Conseqüências: Kant parece atribuir à sensibilidade (faculdade passiva) regras que tangenciam uma certa noção de atividade. Ele sugere, portanto, que a sensibilidade porta um papel ativo no conhecimento. Disso decorre a questão: a sensibilidade em Kant deveria ser compreendida num viés epistemológico ou fenomenológico? Uma terceira hipótese seria coadunar essas duas possibilidades numa única. Por último, podemos perguntar se a não haveria na CRP um fato da razão tal como na Crítica da Razão Prática.

Ata 01/07/2008

Universidade Federal de Pernambuco
Departamento de Filosofia
Grupo Kant 01/07/2008

Coordenador: Prof. Dr. Érico Andrade
Membros Presentes: Írio Coutinho, João Henrique Breda e Sérgio Farias Filho

Leitura da Segunda Analogia da Experiência

B232-233

Obs. 1ª O tempo não pode ser percebido em si mesmo.

2ª Crítica ao pensamento de Hume: na percepção fica indeterminada a relação objetiva dos fenômenos que se sucedem uns aos outros (B234).

O hábito não indica a necessidade nem a objetividade das relações entre os fenômenos.

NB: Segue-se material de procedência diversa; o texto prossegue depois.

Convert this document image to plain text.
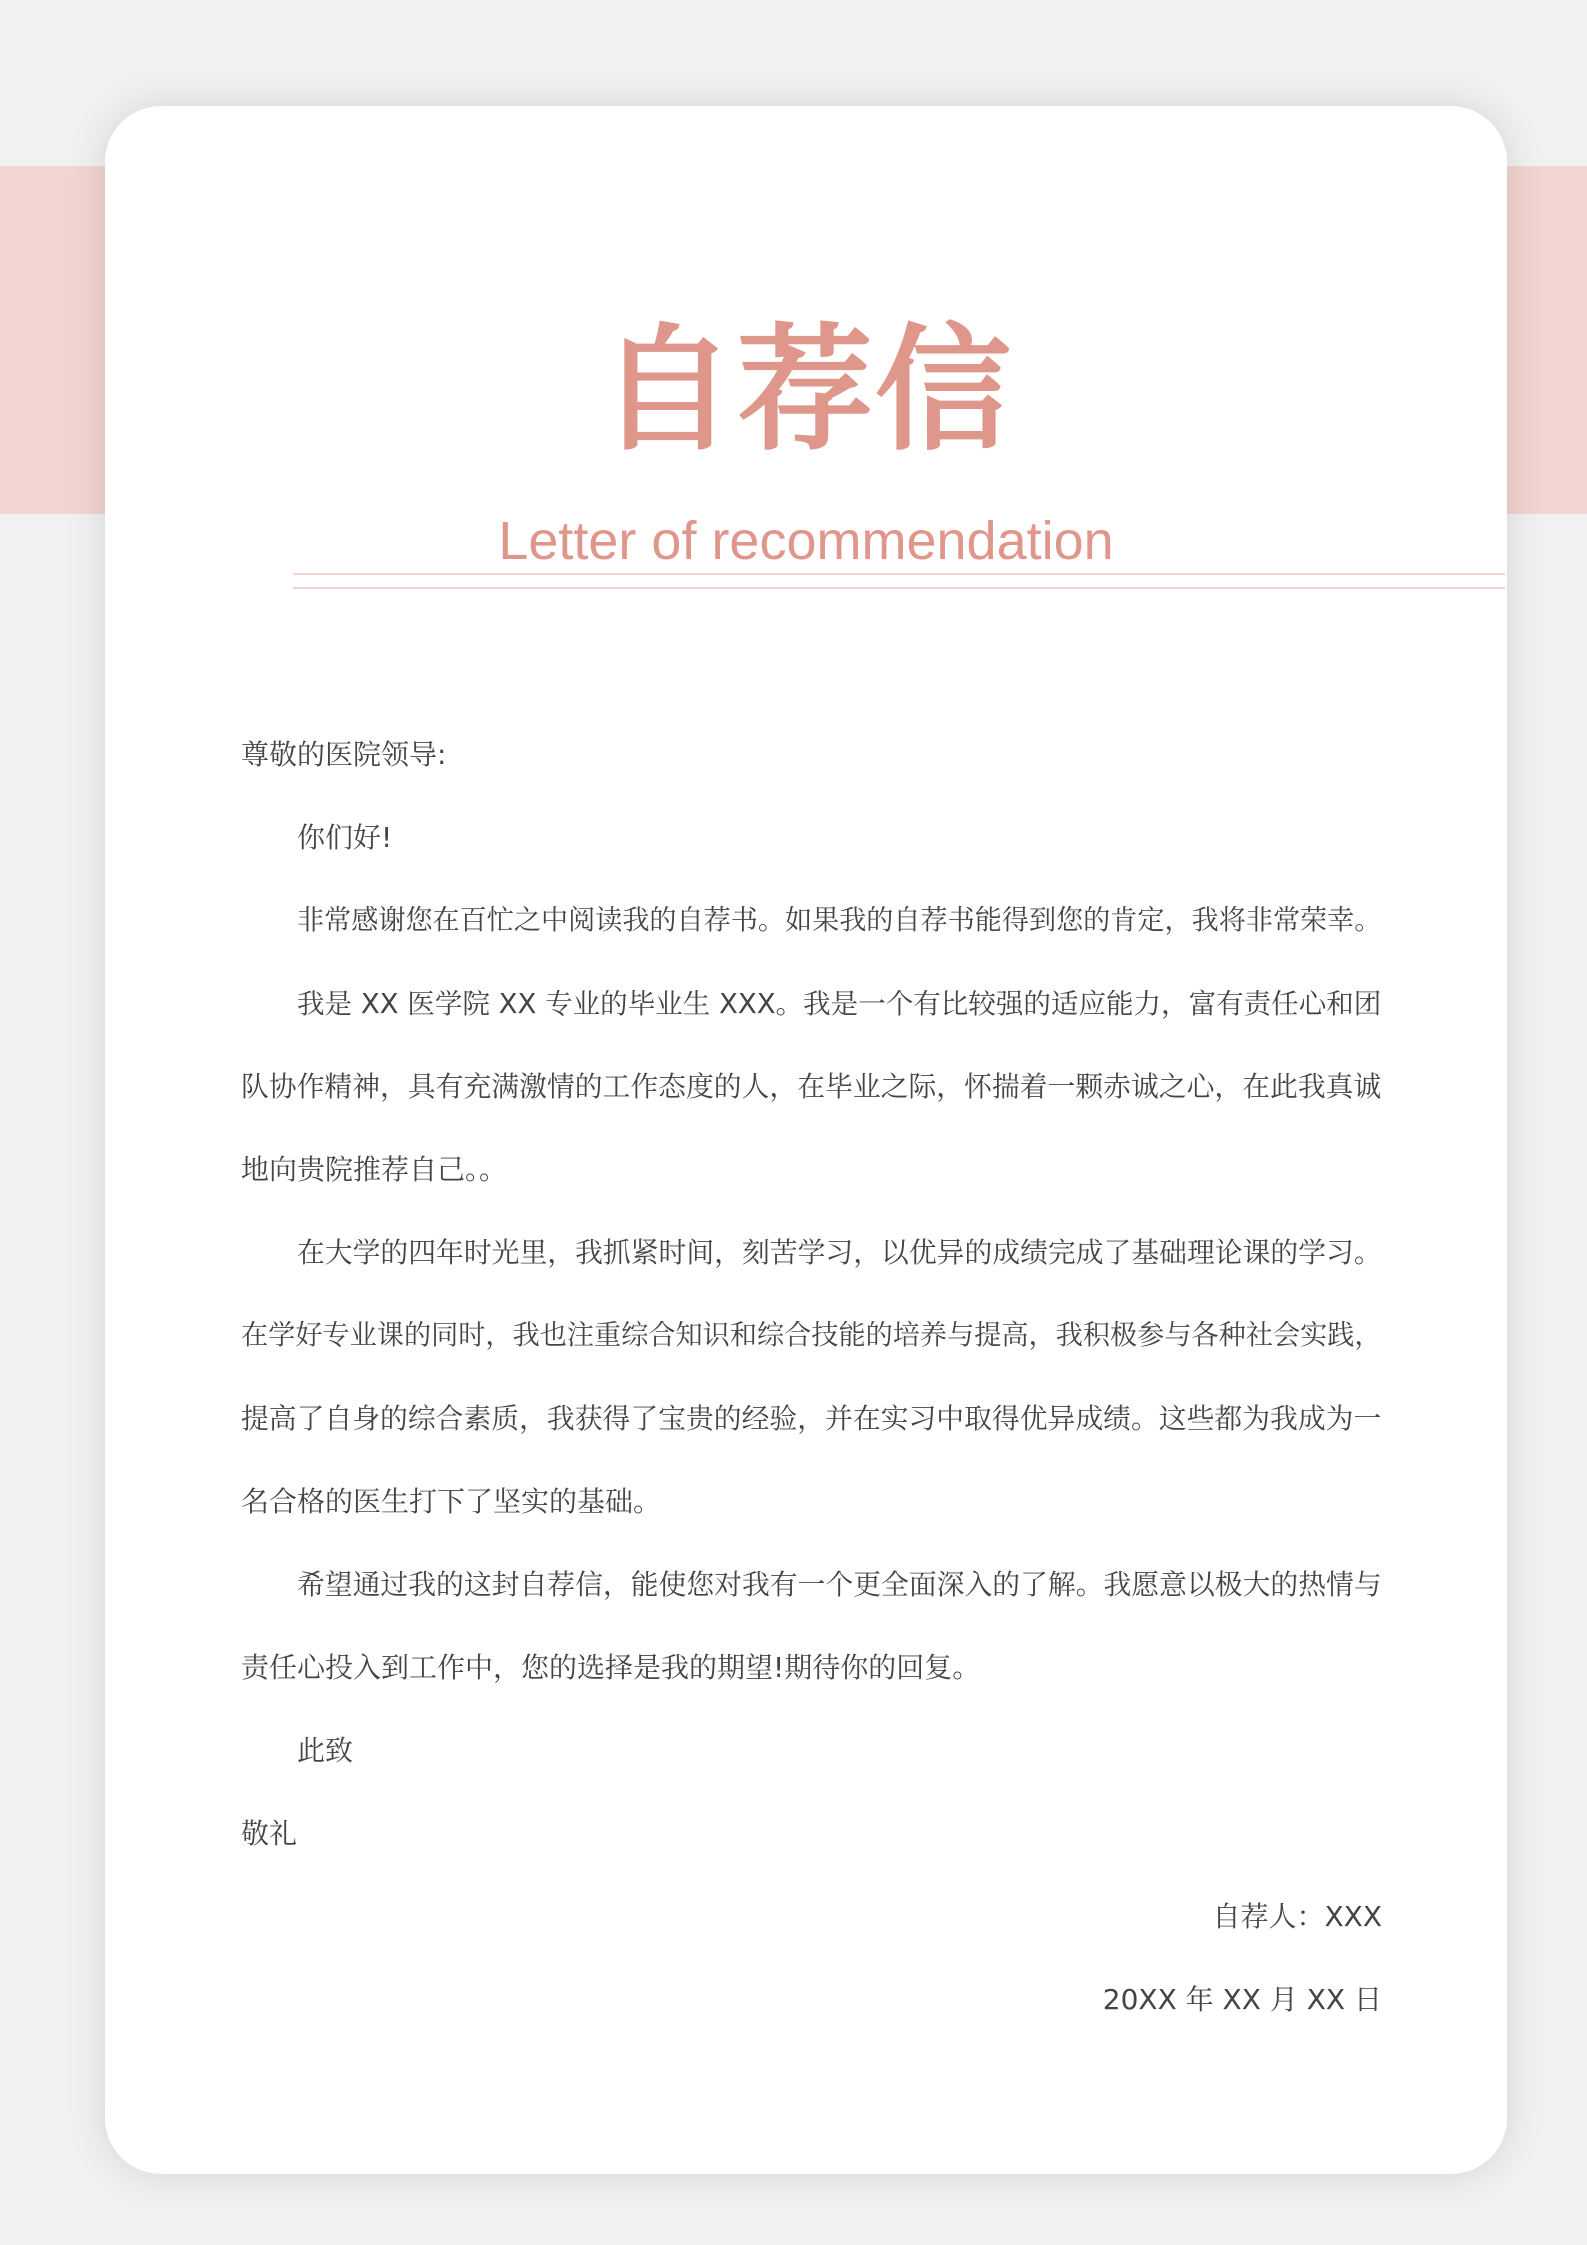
自荐信
Letter of recommendation
尊敬的医院领导:
你们好!
非常感谢您在百忙之中阅读我的自荐书。如果我的自荐书能得到您的肯定，我将非常荣幸。
我是 XX 医学院 XX 专业的毕业生 XXX。我是一个有比较强的适应能力，富有责任心和团
队协作精神，具有充满激情的工作态度的人，在毕业之际，怀揣着一颗赤诚之心，在此我真诚
地向贵院推荐自己。。
在大学的四年时光里，我抓紧时间，刻苦学习，以优异的成绩完成了基础理论课的学习。
在学好专业课的同时，我也注重综合知识和综合技能的培养与提高，我积极参与各种社会实践，
提高了自身的综合素质，我获得了宝贵的经验，并在实习中取得优异成绩。这些都为我成为一
名合格的医生打下了坚实的基础。
希望通过我的这封自荐信，能使您对我有一个更全面深入的了解。我愿意以极大的热情与
责任心投入到工作中，您的选择是我的期望!期待你的回复。
此致
敬礼
自荐人：XXX
20XX 年 XX 月 XX 日
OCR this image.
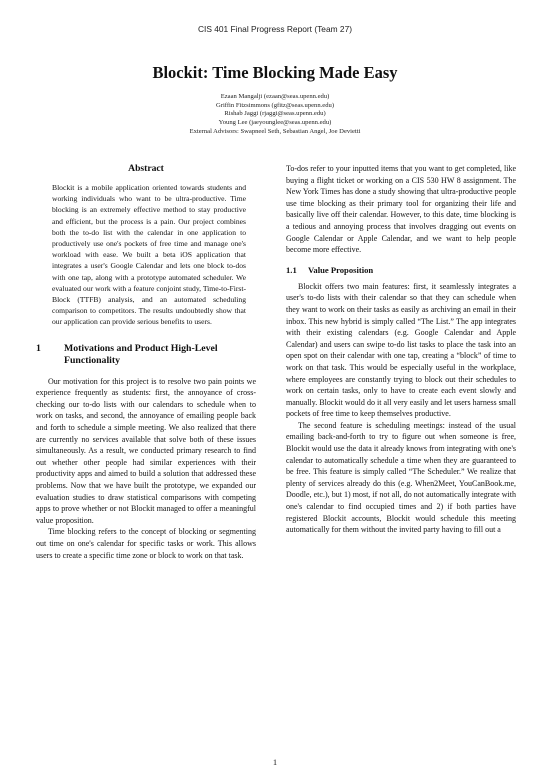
CIS 401 Final Progress Report (Team 27)
Blockit: Time Blocking Made Easy
Ezaan Mangalji (ezaan@seas.upenn.edu)
Griffin Fitzsimmons (gfitz@seas.upenn.edu)
Rishab Jaggi (rjaggi@seas.upenn.edu)
Young Lee (jaeyounglee@seas.upenn.edu)
External Advisors: Swapneel Seth, Sebastian Angel, Joe Devietti
Abstract

Blockit is a mobile application oriented towards students and working individuals who want to be ultra-productive. Time blocking is an extremely effective method to stay productive and efficient, but the process is a pain. Our project combines both the to-do list with the calendar in one application to productively use one's pockets of free time and manage one's workload with ease. We built a beta iOS application that integrates a user's Google Calendar and lets one block to-dos with one tap, along with a prototype automated scheduler. We evaluated our work with a feature conjoint study, Time-to-First-Block (TTFB) analysis, and an automated scheduling comparison to competitors. The results undoubtedly show that our application can provide serious benefits to users.

1	Motivations and Product High-Level Functionality

Our motivation for this project is to resolve two pain points we experience frequently as students: first, the annoyance of cross-checking our to-do lists with our calendars to schedule when to work on tasks, and second, the annoyance of emailing people back and forth to schedule a simple meeting. We also realized that there are currently no services available that solve both of these issues simultaneously. As a result, we conducted primary research to find out whether other people had similar experiences with their productivity apps and aimed to build a solution that addressed these problems. Now that we have built the prototype, we expanded our evaluation studies to draw statistical comparisons with competing apps to prove whether or not Blockit managed to offer a meaningful value proposition.

Time blocking refers to the concept of blocking or segmenting out time on one's calendar for specific tasks or work. This allows users to create a specific time zone or block to work on that task.

To-dos refer to your inputted items that you want to get completed, like buying a flight ticket or working on a CIS 530 HW 8 assignment. The New York Times has done a study showing that ultra-productive people use time blocking as their primary tool for organizing their life and basically live off their calendar. However, to this date, time blocking is a tedious and annoying process that involves dragging out events on Google Calendar or Apple Calendar, and we want to help people become more effective.

1.1	Value Proposition

Blockit offers two main features: first, it seamlessly integrates a user's to-do lists with their calendar so that they can schedule when they want to work on their tasks as easily as archiving an email in their inbox. This new hybrid is simply called “The List.” The app integrates with their existing calendars (e.g. Google Calendar and Apple Calendar) and users can swipe to-do list tasks to place the task into an open spot on their calendar with one tap, creating a “block” of time to work on that task. This would be especially useful in the workplace, where employees are constantly trying to block out their schedules to work on certain tasks, only to have to create each event slowly and manually. Blockit would do it all very easily and let users harness small pockets of free time to keep themselves productive.

The second feature is scheduling meetings: instead of the usual emailing back-and-forth to try to figure out when someone is free, Blockit would use the data it already knows from integrating with one's calendar to automatically schedule a time when they are guaranteed to be free. This feature is simply called “The Scheduler.” We realize that plenty of services already do this (e.g. When2Meet, YouCanBook.me, Doodle, etc.), but 1) most, if not all, do not automatically integrate with one's calendar to find occupied times and 2) if both parties have registered Blockit accounts, Blockit would schedule this meeting automatically for them without the invited party having to fill out a

1
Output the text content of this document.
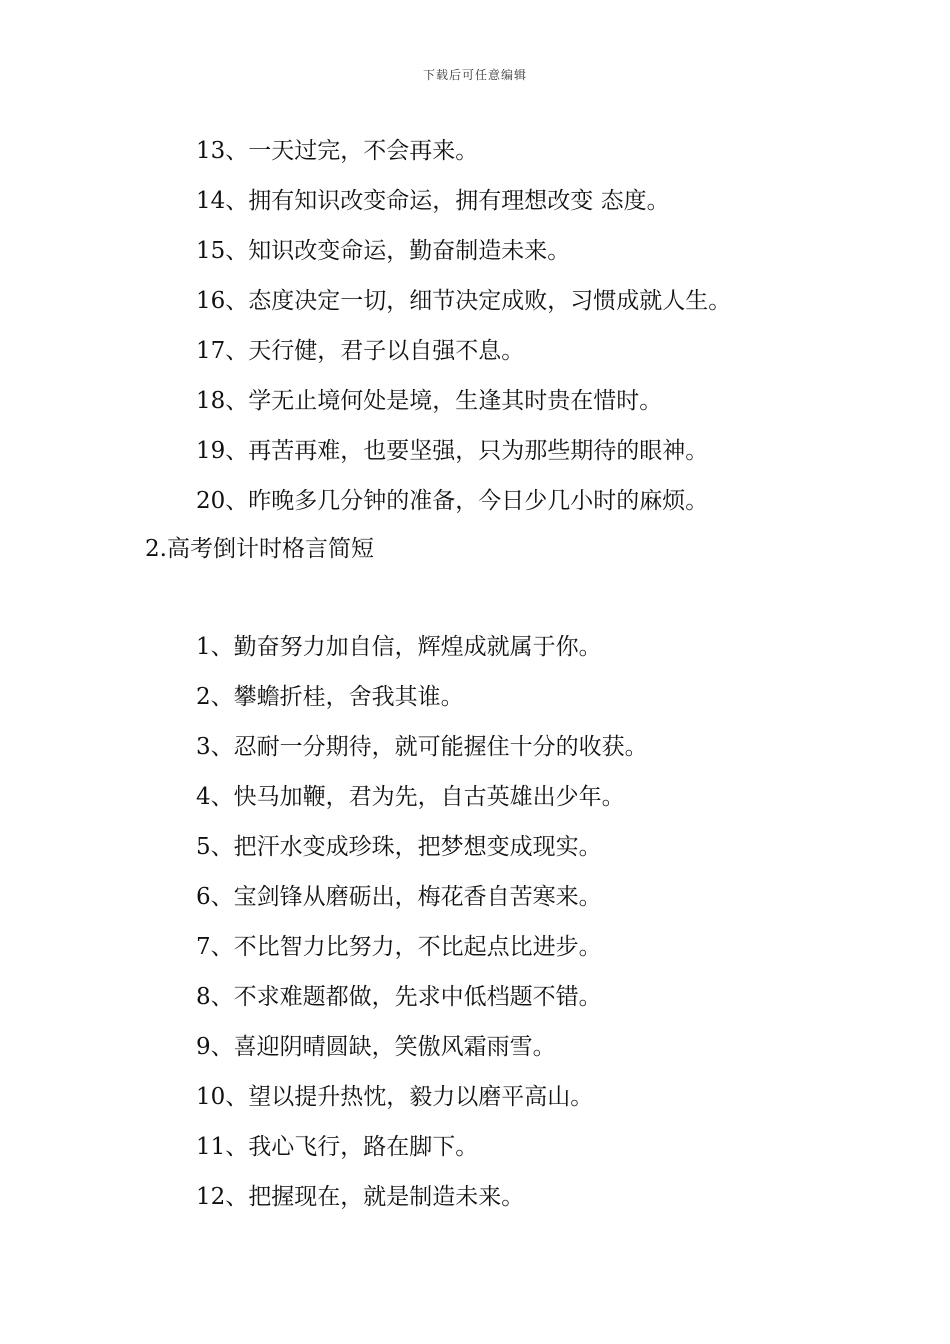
下载后可任意编辑
13、一天过完，不会再来。
14、拥有知识改变命运，拥有理想改变 态度。
15、知识改变命运，勤奋制造未来。
16、态度决定一切，细节决定成败，习惯成就人生。
17、天行健，君子以自强不息。
18、学无止境何处是境，生逢其时贵在惜时。
19、再苦再难，也要坚强，只为那些期待的眼神。
20、昨晚多几分钟的准备，今日少几小时的麻烦。
2.高考倒计时格言简短
1、勤奋努力加自信，辉煌成就属于你。
2、攀蟾折桂，舍我其谁。
3、忍耐一分期待，就可能握住十分的收获。
4、快马加鞭，君为先，自古英雄出少年。
5、把汗水变成珍珠，把梦想变成现实。
6、宝剑锋从磨砺出，梅花香自苦寒来。
7、不比智力比努力，不比起点比进步。
8、不求难题都做，先求中低档题不错。
9、喜迎阴晴圆缺，笑傲风霜雨雪。
10、望以提升热忱，毅力以磨平高山。
11、我心飞行，路在脚下。
12、把握现在，就是制造未来。
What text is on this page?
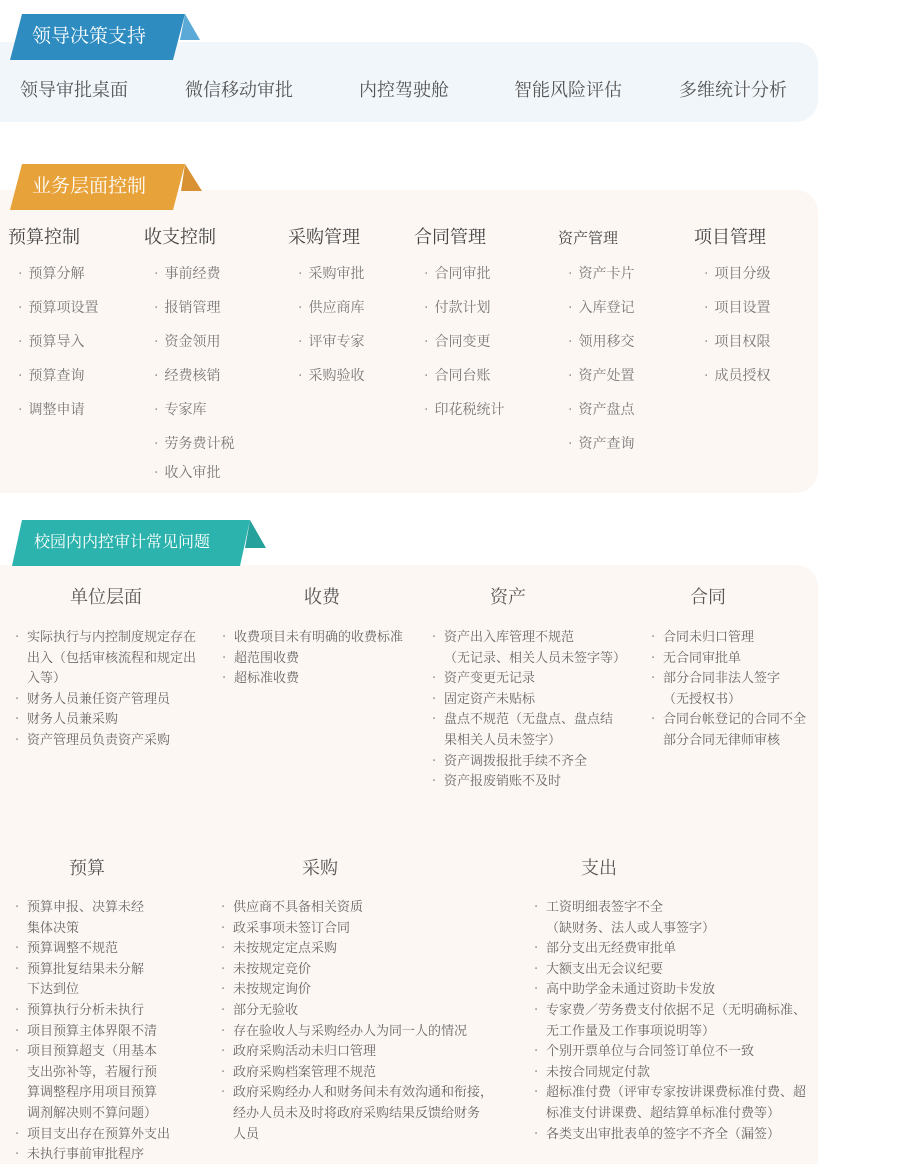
领导决策支持
领导审批桌面	微信移动审批	内控驾驶舱	智能风险评估	多维统计分析
业务层面控制
预算控制
· 预算分解
· 预算项设置
· 预算导入
· 预算查询
· 调整申请
收支控制
· 事前经费
· 报销管理
· 资金领用
· 经费核销
· 专家库
· 劳务费计税
· 收入审批
采购管理
· 采购审批
· 供应商库
· 评审专家
· 采购验收
合同管理
· 合同审批
· 付款计划
· 合同变更
· 合同台账
· 印花税统计
资产管理
· 资产卡片
· 入库登记
· 领用移交
· 资产处置
· 资产盘点
· 资产查询
项目管理
· 项目分级
· 项目设置
· 项目权限
· 成员授权
校园内内控审计常见问题
单位层面	收费	资产	合同
预算	采购	支出
· 实际执行与内控制度规定存在
出入（包括审核流程和规定出
入等）
· 财务人员兼任资产管理员
· 财务人员兼采购
· 资产管理员负责资产采购
· 收费项目未有明确的收费标准
· 超范围收费
· 超标准收费
· 资产出入库管理不规范
（无记录、相关人员未签字等）
· 资产变更无记录
· 固定资产未贴标
· 盘点不规范（无盘点、盘点结
果相关人员未签字）
· 资产调拨报批手续不齐全
· 资产报废销账不及时
· 合同未归口管理
· 无合同审批单
· 部分合同非法人签字
（无授权书）
· 合同台帐登记的合同不全
部分合同无律师审核
· 预算申报、决算未经
集体决策
· 预算调整不规范
· 预算批复结果未分解
下达到位
· 预算执行分析未执行
· 项目预算主体界限不清
· 项目预算超支（用基本
支出弥补等，若履行预
算调整程序用项目预算
调剂解决则不算问题）
· 项目支出存在预算外支出
· 未执行事前审批程序
· 供应商不具备相关资质
· 政采事项未签订合同
· 未按规定定点采购
· 未按规定竞价
· 未按规定询价
· 部分无验收
· 存在验收人与采购经办人为同一人的情况
· 政府采购活动未归口管理
· 政府采购档案管理不规范
· 政府采购经办人和财务间未有效沟通和衔接，
经办人员未及时将政府采购结果反馈给财务
人员
· 工资明细表签字不全
（缺财务、法人或人事签字）
· 部分支出无经费审批单
· 大额支出无会议纪要
· 高中助学金未通过资助卡发放
· 专家费／劳务费支付依据不足（无明确标准、
无工作量及工作事项说明等）
· 个别开票单位与合同签订单位不一致
· 未按合同规定付款
· 超标准付费（评审专家按讲课费标准付费、超
标准支付讲课费、超结算单标准付费等）
· 各类支出审批表单的签字不齐全（漏签）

A absolutização da contingência, inscrita na idéia de hábito, fere o desejo kantiano de explicar a necessidade da física de Newton.

Contra-argumento: Segundo Loparic é possível pensar uma certa falseabilidade em Kant no que se refere ao conhecimento, sendo o pensamento kantiano a expressão da certeza de que dada as mesmas condições e as mesmas regras (subjetivas) os fenômenos ocorrerão de um mesmo modo.

Conseqüência: os fenômenos apresentam-se segundo regras do entendimento, as quais determinam todo o modo de apresentação dos fenômenos. Não podemos escolher essas regras, que nos são dadas (ou inatas?). Essas regras do entendimento parecem revelar um certo mentalismo em Kant ou mesmo uma psicologia.

Questões: As regras do entendimento seriam as mesmas regras da ciência? As categorias seriam, diríamos, a forma lógica das proposições científicas? Enquanto para Descartes o método é necessário na busca do conhecimento certo, em Kant as categorias parecem apontar para uma única forma de conhecimento ou única forma de determinação das leis da ciência. O limite mental seria, portanto, um limite epistêmico decisivo. Não residiria nesse ponto a subordinação kantiana da razão ao entendimento no que concerne ao conhecimento teórico? Pois, os limites do entendimento podem ser considerados os limites da ciência e do conhecimento de maneira geral?